Ян поднял рисунок, отряхнул от пыли и пошёл дальше. Внутри у него что-то дрожало — не страх, а обида. Он не понимал, почему они так реагируют. Он же не сделал ничего плохого. Он же просто нарисовал.
Он дошёл до пекарни ван Дейка. Там пахло тёплым хлебом, и булочник — толстый, добродушный, с мучными пятнами на фартуке — как раз вынимал из печи противень с булочками. Увидев Яна, расплылся в улыбке.
— А, маленький художник! Заходи, у меня для тебя есть сладкая булка.
Ян зашёл. В пекарне было тепло и уютно, и он сразу почувствовал себя лучше. Булочник ван Дейк был одним из немногих взрослых, которые не боялись его дара. Он сам когда-то хотел стать художником, но не вышло — пришлось печь хлеб. Теперь он смотрел на рисунки Яна с завистью и гордостью одновременно, как будто мальчик делал то, чего он сам не смог.

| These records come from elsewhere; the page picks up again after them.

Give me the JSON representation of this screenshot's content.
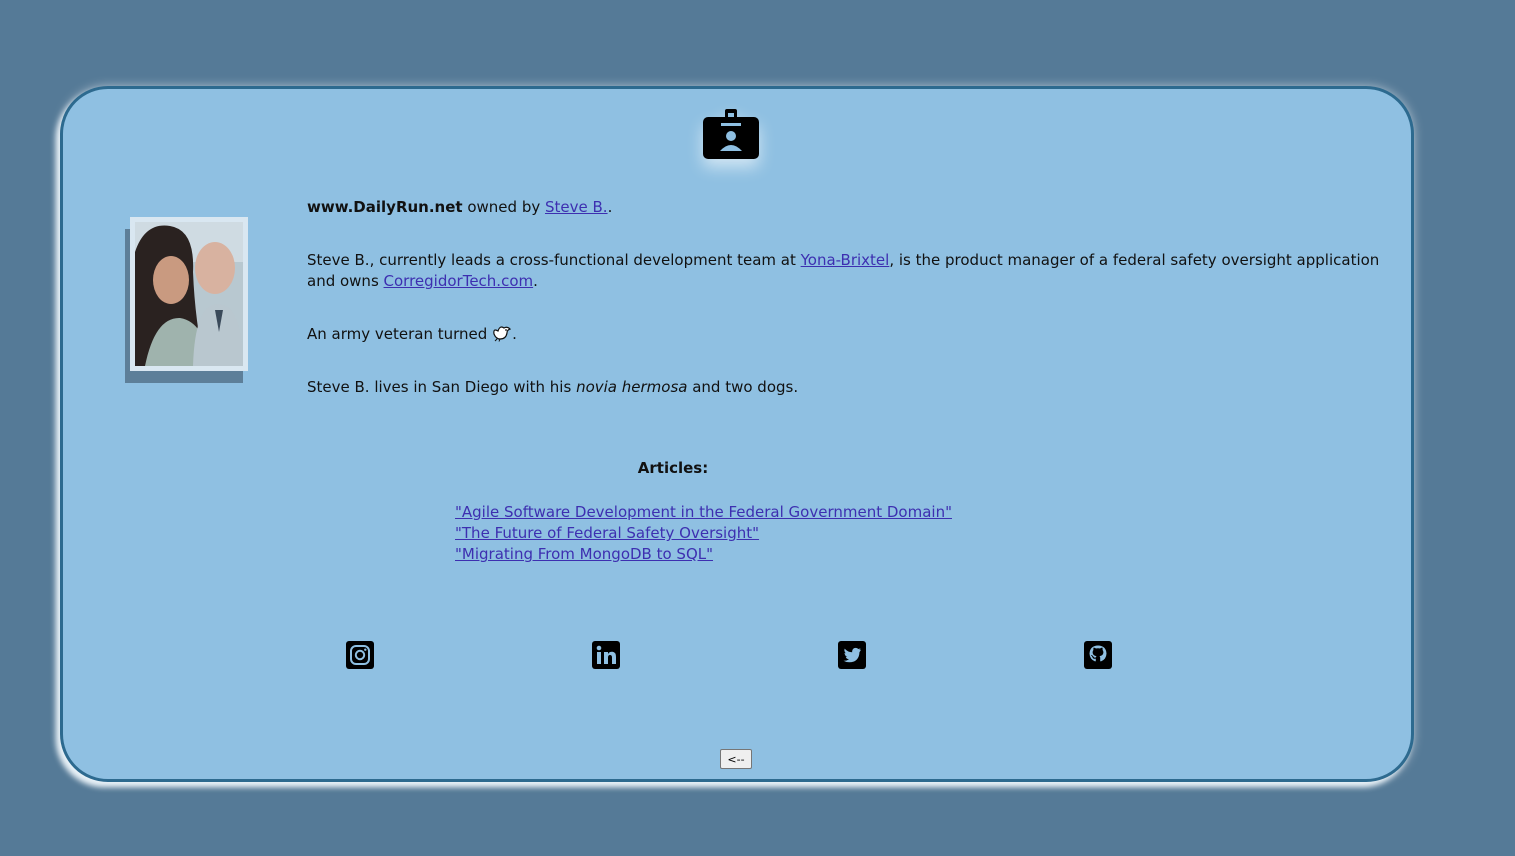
{
  "header": {
    "badge_icon": "id-badge-icon"
  },
  "about": {
    "site_name": "www.DailyRun.net",
    "owned_by_text": " owned by ",
    "owner_link": "Steve B.",
    "owner_suffix": ".",
    "p2_prefix": "Steve B., currently leads a cross-functional development team at ",
    "company_link": "Yona-Brixtel",
    "p2_middle": ", is the product manager of a federal safety oversight application and owns ",
    "corregidor_link": "CorregidorTech.com",
    "p2_suffix": ".",
    "p3_prefix": "An army veteran turned ",
    "p3_icon": "dove-icon",
    "p3_suffix": ".",
    "p4_prefix": "Steve B. lives in San Diego with his ",
    "p4_italic": "novia hermosa",
    "p4_suffix": " and two dogs."
  },
  "articles": {
    "title": "Articles:",
    "items": [
      "\"Agile Software Development in the Federal Government Domain\"",
      "\"The Future of Federal Safety Oversight\"",
      "\"Migrating From MongoDB to SQL\""
    ]
  },
  "social": {
    "icons": [
      "instagram-icon",
      "linkedin-icon",
      "twitter-icon",
      "github-icon"
    ]
  },
  "footer": {
    "back_label": "<--"
  },
  "colors": {
    "page_bg": "#557a97",
    "card_bg": "#8fc0e2",
    "card_border": "#2d6a8f",
    "link": "#3d2fb0"
  }
}
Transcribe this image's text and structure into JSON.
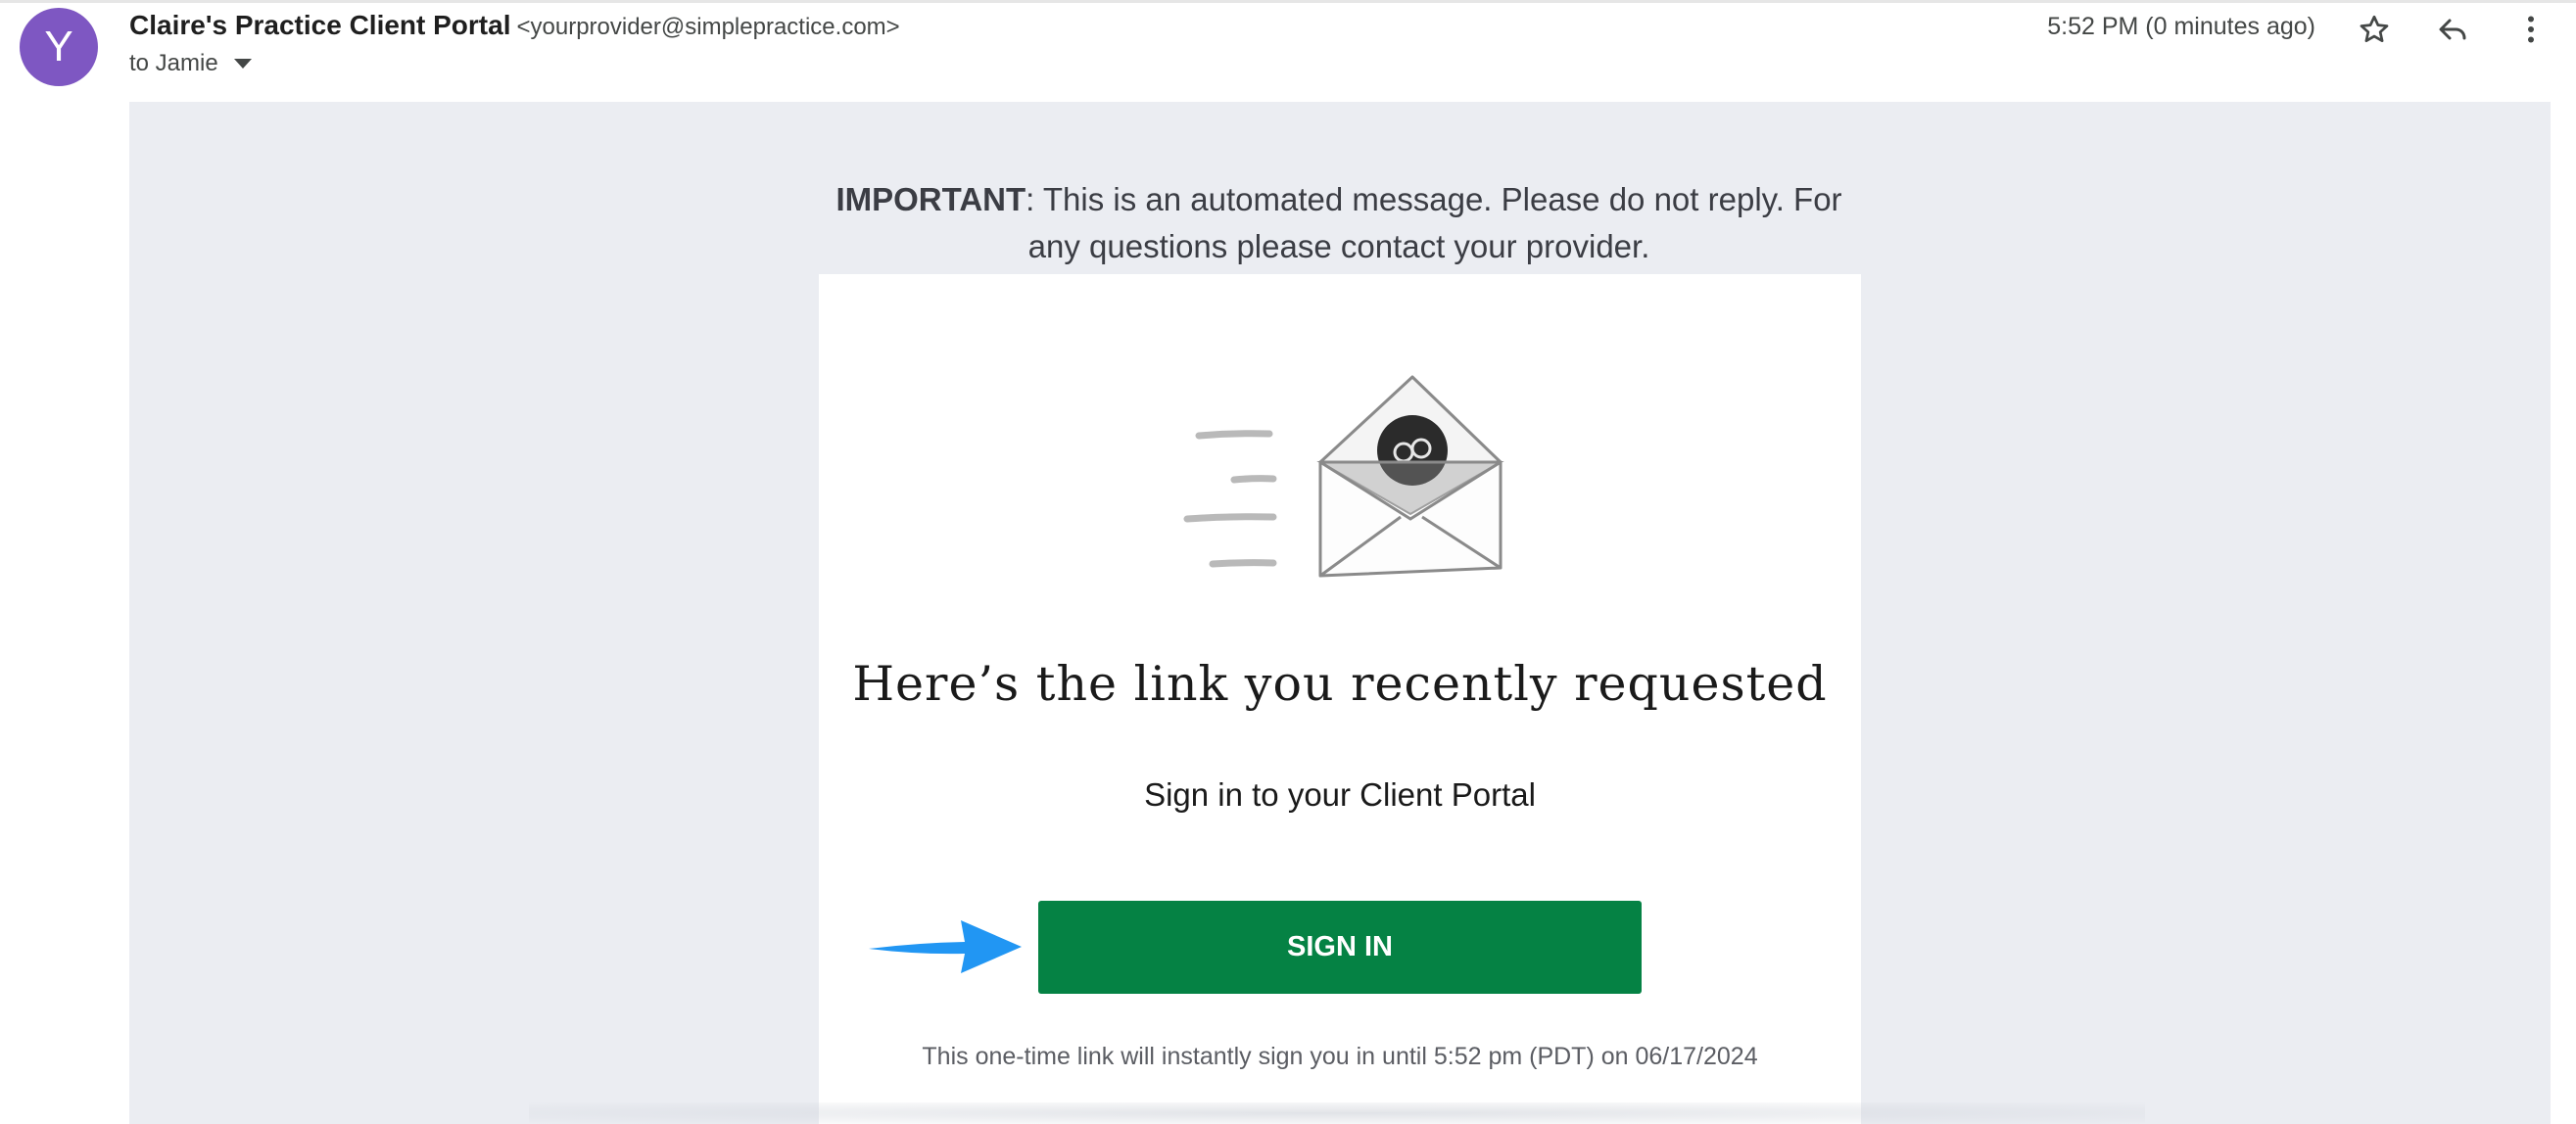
{
  "header": {
    "avatar_letter": "Y",
    "sender_name": "Claire's Practice Client Portal",
    "sender_email": "<yourprovider@simplepractice.com>",
    "recipient": "to Jamie",
    "timestamp": "5:52 PM (0 minutes ago)",
    "icons": [
      "star-icon",
      "reply-icon",
      "more-vert-icon"
    ]
  },
  "email": {
    "notice_bold": "IMPORTANT",
    "notice_text": ": This is an automated message. Please do not reply. For any questions please contact your provider.",
    "headline": "Here’s the link you recently requested",
    "subline": "Sign in to your Client Portal",
    "button_label": "SIGN IN",
    "footnote": "This one-time link will instantly sign you in until 5:52 pm (PDT) on 06/17/2024",
    "illustration_icon": "envelope-link-icon",
    "annotation_icon": "blue-arrow-icon"
  },
  "colors": {
    "avatar": "#7e57c2",
    "button": "#058244",
    "body_background": "#ebedf2",
    "annotation_arrow": "#2196f3"
  }
}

— Что у тебя там? — Булочник кивнул на листок.
Ян показал. Ван Дейк долго смотрел на лодочника, потом присвистнул.
— Ну и ну. Ты знаешь, что это талант?
— Знаю. Мне все говорят.
— А ты знаешь, что талант — это не только подарок?
Ян поднял голову.
— А что ещё?
Булочник помолчал, вытирая руки о фартук.
— Это бремя. Ты будешь видеть то, чего не видят другие. И люди будут тебя бояться. Потому что ты будешь показывать им правду. А правду мало кто любит.
Ян не понял. Ему было семь. Он просто хотел рисовать.
— Не слушай никого. — Булочник протянул ему булку — тёплую, с хрустящей корочкой. — Рисуй. Это твоё. Никому не отдавай.
Ян взял булку, кивнул и вышел. Он пошёл по улице, жуя сладкое тесто, и думал о том, что сказал булочник. «Талант — это бремя». Он не знал, что такое бремя. Но он уже чувствовал: что-то приближается. Что-то, что изменит его жизнь.
У канала он снова увидел ворону. Она сидела на том же столбе — или на другом, он не различал их, — и смотрела на него. Он сел на край моста, свесил ноги и стал рисовать её — уже в третий раз за этот год. Ворона не улетала. Она ждала. Как будто знала: этот мальчик — её единственный шанс остаться в вечности.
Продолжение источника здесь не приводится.